While the exterior of a transmission or distribution breaker serves as a perfect candidate for an infrared scan, we must not forget the interior, including the breaker control cabinet. Figure 6 illustrates clear overheating and thermal damage at a CT wiring terminal. While this anomaly was discovered via a visual inspection, it would have appeared even more conspicuously on an infrared survey.

PRINTED WITH PERMISSION FROM ADAM MURRAY[2]
Gas Analysis
Lastly, gas analysis is a valuable on-line assessment that can be done on energized breakers, provided the manufacturer permits. Figure 7 shows the results of an SF6 analysis I conducted several months ago. Note the elevated sulfur dioxide content. Sulfur dioxide is a decomposition byproduct of SF6 in the presence of electric arcing; thus, it can be used to assess the integrity of a breaker after it has interrupted fault current, instead of waiting until the next maintenance period. In the absence of the manufacturer’s literature, SF6 results should be graded in accordance with ANSI/NETA MTS, Standard for Maintenance Testing Specifications for Electrical Power Equipment and Systems, Table 100.13.

CONCLUSION
Nothing written here is meant to disparage or discourage off-line assessments. Some tests simply cannot be done while assets are energized. However, just like the decision to surgically remove a cancerous tumor might be informed by a monitoring tool such as a mammogram, the decision to recondition transformer oil or replace SF6 tank components might be informed by a monitoring tool like fluid analysis.
On-line assessments (literally) fill in maintenance time gaps and help mitigate the issue of data dispersion that off-line assessments suffer from. And as our on-line assessments become more sensitive and investigate more asset domains, potentially fatal defects will be detected faster, making interventions cheaper and improving safety.
REFERENCES
- Blann, Dale R. “Maximizing the P-F Interval through Condition-Based Maintenance.” Maintworld. July 10, 2013.
- Murray, Adam. (n.d.). “Thermal Damage at CT Wiring Terminal.”

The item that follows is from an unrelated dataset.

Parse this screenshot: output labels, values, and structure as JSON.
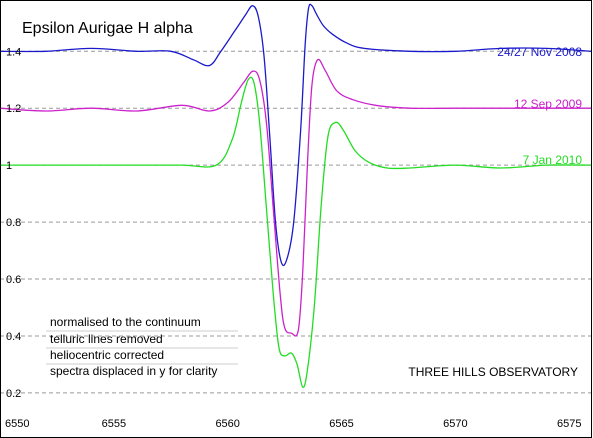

Michael Labeit is a Prime Power Production Specialist, Lineman, a Power Systems Technician for RESA Power, and a NETA Level 3 Technician in the 249th Engineer Battalion, U.S. Army Corps of Engineers. He has operated and maintained medium-voltage power plants in Turkey and Saudi Arabia as well as at Ft. Leonard Wood, Missouri, and Ft. Bragg, North Carolina. Labeit graduated from Prime Power School in 2018 and has an AAS from Excelsior College.